Virtuelles Testumfeld für Marsmissionen
Roboter erobern fremde Planeten
Wissenschaftlerinnen und Wissenschaftler der Universität Bremen haben 40km2 Marslandschaft in der virtuellen
Realität rekonstruiert. Das Testumfeld ermöglicht die realistische Simulation von Robotermissionen und Funknetzen unter den Bedingungen des Planeten. Eine besondere Herausforderung bestand darin, Schnittstellen zu den speziellen Softwaresystemen unterschiedlicher Roboter zu schaffen und diese als virtuellen Schwarm einzusetzen.
Die umfassende Erforschung des Mars zählt zu den wichtigsten Zielen der internationalen Raumfahrt in den kommenden Jahrzehnten. Um Menschen dabei nicht in Gefahr zu bringen, sollen Roboter eine Vielzahl von Aufgaben übernehmen. Damit deren Einsatz in der fremden Umgebung getestet und das Zusammenspiel von weitgehend autonomen Roboterschwärmen realistisch simuliert werden kann, haben Wissenschaftlerinnen und Wissenschaftler des Technologie-Zentrums Informatik und Informationstechnik (TZI) der Universität Bremen unter Leitung von Professor Gabriel Zachmann ein virtuelles Testumfeld entwickelt. Rund 40km2 des Canyon-Systems Valles Marineris auf dem Mars stehen für die Vorbereitung künftiger Missionen in der virtuellen Realität zur Verfügung.

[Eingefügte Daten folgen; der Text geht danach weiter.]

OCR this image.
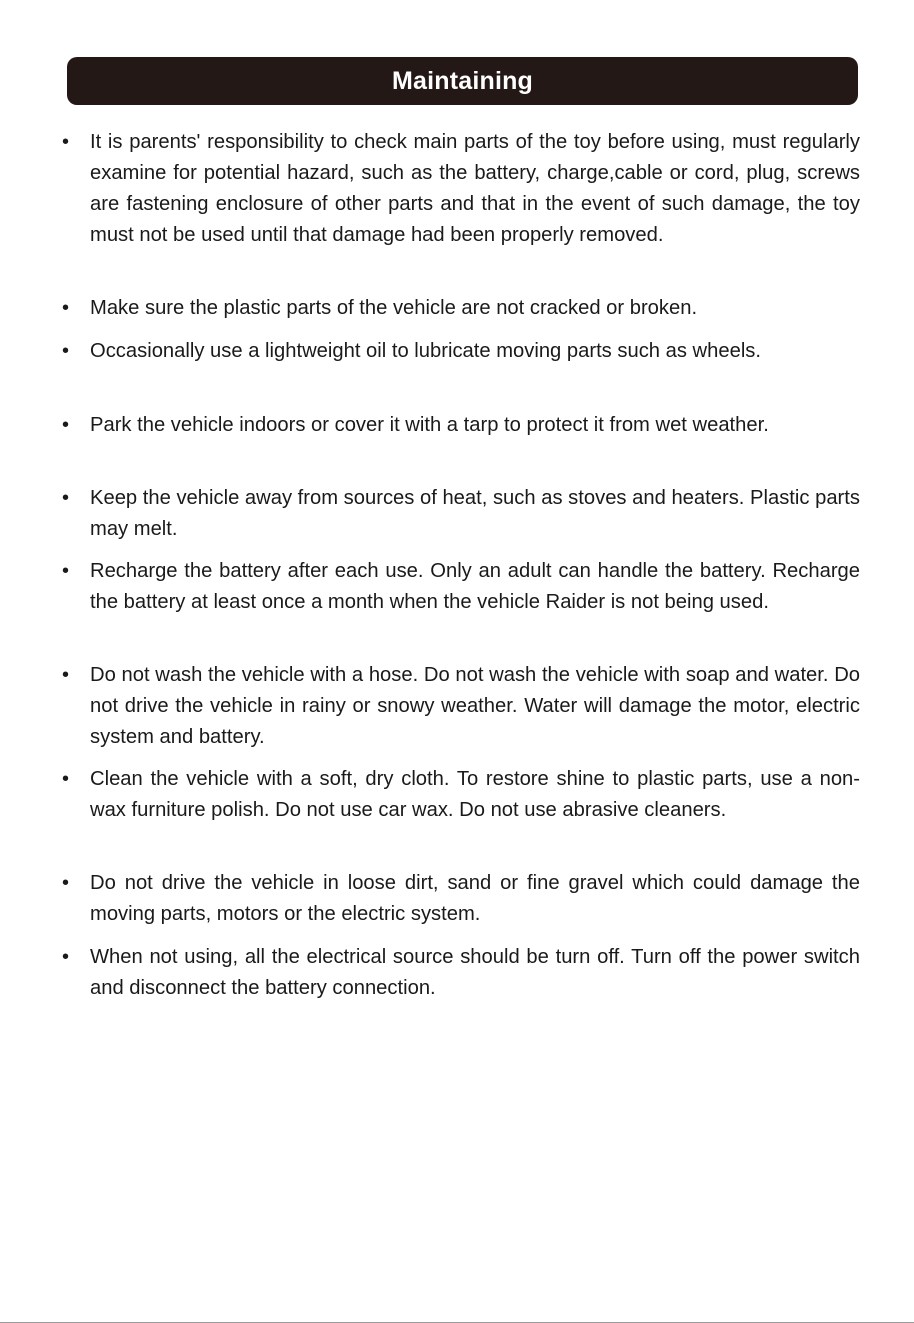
Maintaining
• It is parents' responsibility to check main parts of the toy before using, must regularly examine for potential hazard, such as the battery, charge,cable or cord, plug, screws are fastening enclosure of other parts and that in the event of such damage, the toy must not be used until that damage had been properly removed.
• Make sure the plastic parts of the vehicle are not cracked or broken.
• Occasionally use a lightweight oil to lubricate moving parts such as wheels.
• Park the vehicle indoors or cover it with a tarp to protect it from wet weather.
• Keep the vehicle away from sources of heat, such as stoves and heaters. Plastic parts may melt.
• Recharge the battery after each use. Only an adult can handle the battery. Recharge the battery at least once a month when the vehicle Raider is not being used.
• Do not wash the vehicle with a hose. Do not wash the vehicle with soap and water. Do not drive the vehicle in rainy or snowy weather. Water will damage the motor, electric system and battery.
• Clean the vehicle with a soft, dry cloth. To restore shine to plastic parts, use a non-wax furniture polish. Do not use car wax. Do not use abrasive cleaners.
• Do not drive the vehicle in loose dirt, sand or fine gravel which could damage the moving parts, motors or the electric system.
• When not using, all the electrical source should be turn off. Turn off the power switch and disconnect the battery connection.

Suche nach Rohstoffen und außerirdischem Leben
Im Rahmen des Projekts VaMEx-VTB (Valles Marineris Explorer – Virtual TestBed) hat die Arbeitsgruppe um Professor Zachmann die Mariner-Täler auf der Basis von Scans der NASA nachgebildet. „Die Region wurde ausgewählt, weil dort Rohstoffe vermutet werden, die für spätere bemannte Missionen und menschliche Siedlungen auf dem Planeten nützlich wären“, sagt Professor Zachmann. Darüber hinaus bestehe die Möglichkeit, Hinweise auf extraterrestrisches Leben zu finden, denn die Bedingungen für die Entstehung von Mikroorganismen könnten zumindest in der Vergangenheit – als der Mars klimatisch noch weniger lebensfeindlich war – gut gewesen sein. Weil das Terrain in den Canyons sehr vielfältig ist, werden für die Erkundung auch Roboter mit unterschiedlichen Stärken benötigt – einige können z.B. klettern, andere fliegen oder Nutzlasten transportieren. Zusätzlich muss ein Netzwerk aus kleinen, funkbasierten Leuchttürmen (Beacons) errichtet werden, damit die Roboter jederzeit ihre Position bestimmen können.
Hohe Anforderungen an die Software
Die TZI-Software ermöglicht es, das komplexe Zusammenspiel zwischen den Robotern unter Berücksichtigung aller Besonderheiten des Planeten – z.B. Schwerkraft, Bodenbeschaffenheit und extreme Temperaturen – zu simulieren. „Dafür mussten zunächst enorme Datenmengen verarbeitet werden, damit eine realistische, dreidimensionale Darstellung der Landschaft entsteht“, so Zachmann. Eine Herausforderung lag auch in der Anbindung der unterschiedlichen Roboter-Softwaresysteme, damit der Austausch von Informationen möglich wird. Das System hat sich bereits bei den ersten Tests bewährt. Die Forschenden haben bemerkt, dass Roboter auf dem Mars andere Algorithmen benötigen als auf der Erde, um ihre Position bestimmen zu können. Das liegt unter anderem an den sehr eintönigen Farben des Geländes, die es schwierig machen, landschaftliche Wiedererkennungsmerkmale zu identifizieren. Genau in derartigen Erkenntnissen liegt der größte Nutzen der Simulation: Fehler können behoben werden, bevor die Roboter eines Tages ihre achtmonatige Reise zum Mars antreten. Die Chance, dass vor Ort dann alles funktioniert wie geplant, steigt somit erheblich.